Resilient and Adaptive Framework for Large Scale Android Malware Fingerprinting using Deep Learning and NLP Techniques. (arXiv:2105.13491v1 [cs.CR])

Android malware detection is a significat problem that affects billions of
users using millions of Android applications (apps) in existing markets. This
paper proposes PetaDroid, a framework for accurate Android malware detection
and family clustering on top of static analyses. PetaDroid automatically adapts
to Android malware and benign changes over time with resilience to common
binary obfuscation techniques.

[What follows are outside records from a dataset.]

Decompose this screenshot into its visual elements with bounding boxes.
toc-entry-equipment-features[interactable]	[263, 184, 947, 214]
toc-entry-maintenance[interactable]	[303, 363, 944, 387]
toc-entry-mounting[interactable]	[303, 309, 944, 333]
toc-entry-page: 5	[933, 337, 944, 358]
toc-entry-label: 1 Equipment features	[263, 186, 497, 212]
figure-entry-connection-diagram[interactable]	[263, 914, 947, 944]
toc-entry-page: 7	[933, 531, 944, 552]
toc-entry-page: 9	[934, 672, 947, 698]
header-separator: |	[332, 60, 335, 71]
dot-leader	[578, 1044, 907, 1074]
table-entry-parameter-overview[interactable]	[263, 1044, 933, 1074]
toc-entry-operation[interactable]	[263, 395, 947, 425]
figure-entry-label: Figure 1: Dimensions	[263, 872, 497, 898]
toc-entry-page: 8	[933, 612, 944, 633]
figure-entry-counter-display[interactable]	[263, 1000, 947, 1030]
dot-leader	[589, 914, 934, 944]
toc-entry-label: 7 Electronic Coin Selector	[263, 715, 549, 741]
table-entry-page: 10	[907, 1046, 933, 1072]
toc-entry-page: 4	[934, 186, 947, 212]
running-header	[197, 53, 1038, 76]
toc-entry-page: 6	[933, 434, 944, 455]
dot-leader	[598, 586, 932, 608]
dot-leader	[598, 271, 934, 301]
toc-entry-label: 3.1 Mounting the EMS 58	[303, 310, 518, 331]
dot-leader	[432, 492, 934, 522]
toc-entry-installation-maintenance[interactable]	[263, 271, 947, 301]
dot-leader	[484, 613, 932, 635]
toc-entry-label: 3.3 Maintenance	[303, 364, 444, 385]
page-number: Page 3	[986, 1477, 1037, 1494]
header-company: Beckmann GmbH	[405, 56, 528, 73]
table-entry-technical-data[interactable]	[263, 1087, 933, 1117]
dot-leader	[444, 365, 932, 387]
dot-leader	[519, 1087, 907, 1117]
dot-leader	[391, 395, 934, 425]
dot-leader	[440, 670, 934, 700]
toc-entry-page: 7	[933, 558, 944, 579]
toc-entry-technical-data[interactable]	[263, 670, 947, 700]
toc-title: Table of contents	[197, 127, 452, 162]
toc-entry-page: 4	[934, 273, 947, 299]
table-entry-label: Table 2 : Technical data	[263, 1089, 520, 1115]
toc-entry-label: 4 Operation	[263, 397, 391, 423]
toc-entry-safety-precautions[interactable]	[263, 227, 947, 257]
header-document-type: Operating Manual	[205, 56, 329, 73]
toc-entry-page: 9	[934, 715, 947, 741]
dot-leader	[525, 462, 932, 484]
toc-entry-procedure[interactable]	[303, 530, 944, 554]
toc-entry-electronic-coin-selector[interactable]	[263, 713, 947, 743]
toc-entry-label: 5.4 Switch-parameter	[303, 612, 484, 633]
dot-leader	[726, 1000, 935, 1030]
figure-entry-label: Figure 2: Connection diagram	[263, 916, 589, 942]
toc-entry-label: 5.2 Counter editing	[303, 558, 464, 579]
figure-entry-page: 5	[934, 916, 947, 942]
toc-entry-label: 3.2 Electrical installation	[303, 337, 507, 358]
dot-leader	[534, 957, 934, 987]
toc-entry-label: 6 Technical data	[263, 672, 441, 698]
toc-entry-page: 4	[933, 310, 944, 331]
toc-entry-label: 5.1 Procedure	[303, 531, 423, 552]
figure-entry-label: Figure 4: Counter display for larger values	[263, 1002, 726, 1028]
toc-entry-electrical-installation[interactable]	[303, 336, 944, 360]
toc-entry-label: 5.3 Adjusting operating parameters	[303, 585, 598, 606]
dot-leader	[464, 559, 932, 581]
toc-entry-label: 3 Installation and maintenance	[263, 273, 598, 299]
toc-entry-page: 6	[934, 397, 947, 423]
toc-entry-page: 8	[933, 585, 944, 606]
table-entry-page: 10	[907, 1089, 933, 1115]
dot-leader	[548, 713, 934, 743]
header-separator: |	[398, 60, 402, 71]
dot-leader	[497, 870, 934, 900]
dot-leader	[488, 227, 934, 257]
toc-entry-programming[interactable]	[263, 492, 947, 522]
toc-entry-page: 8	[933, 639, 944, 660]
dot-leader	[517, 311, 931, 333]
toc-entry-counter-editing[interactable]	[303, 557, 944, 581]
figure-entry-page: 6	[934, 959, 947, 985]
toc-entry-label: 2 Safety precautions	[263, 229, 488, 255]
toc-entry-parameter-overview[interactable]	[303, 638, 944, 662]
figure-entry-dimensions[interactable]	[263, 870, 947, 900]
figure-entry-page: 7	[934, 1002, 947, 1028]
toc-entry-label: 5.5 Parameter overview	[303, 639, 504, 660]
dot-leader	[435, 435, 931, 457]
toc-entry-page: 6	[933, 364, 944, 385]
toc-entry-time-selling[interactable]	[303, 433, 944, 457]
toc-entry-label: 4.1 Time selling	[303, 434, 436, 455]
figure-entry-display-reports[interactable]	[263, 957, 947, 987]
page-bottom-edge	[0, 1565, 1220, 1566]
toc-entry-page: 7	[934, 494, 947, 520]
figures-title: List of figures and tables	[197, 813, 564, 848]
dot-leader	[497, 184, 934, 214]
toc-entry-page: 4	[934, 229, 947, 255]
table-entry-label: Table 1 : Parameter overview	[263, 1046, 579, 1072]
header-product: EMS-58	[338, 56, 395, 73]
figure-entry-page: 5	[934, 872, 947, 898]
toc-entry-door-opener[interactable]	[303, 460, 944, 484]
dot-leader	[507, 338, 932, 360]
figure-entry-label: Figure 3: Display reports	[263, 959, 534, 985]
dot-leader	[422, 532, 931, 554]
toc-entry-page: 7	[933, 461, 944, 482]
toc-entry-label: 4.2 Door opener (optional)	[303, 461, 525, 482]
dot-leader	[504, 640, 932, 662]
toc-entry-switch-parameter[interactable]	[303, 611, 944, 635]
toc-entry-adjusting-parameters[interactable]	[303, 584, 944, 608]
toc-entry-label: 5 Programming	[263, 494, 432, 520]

The framework employs novel techniques
elaborated on top of natural language processing (NLP) and machine learning
techniques to achieve accurate, adaptive, and resilient Android malware
detection and family clustering. PetaDroid identifies malware using an ensemble
of convolutional neural network (CNN) on proposed Inst2Vec features. The
framework clusters the detected malware samples into malware family groups
utilizing sample feature digests generated using deep neural auto-encoder. For
change adaptation, PetaDroid leverages the detection confidence probability
during deployment to automatically collect extension datasets and periodically
use them to build new malware detection models. Besides, PetaDroid uses
code-fragment randomization during the training to enhance the resiliency to
common obfuscation techniques. We extensively evaluated PetaDroid on multiple
reference datasets. PetaDroid achieved a high detection rate (98-99% f1-score)
under different evaluation settings with high homogeneity in the produced
clusters (96%). We conducted a thorough quantitative comparison with
state-of-the-art solutions MaMaDroid, DroidAPIMiner, MalDozer, in which
PetaDroid outperforms them under all the evaluation settings.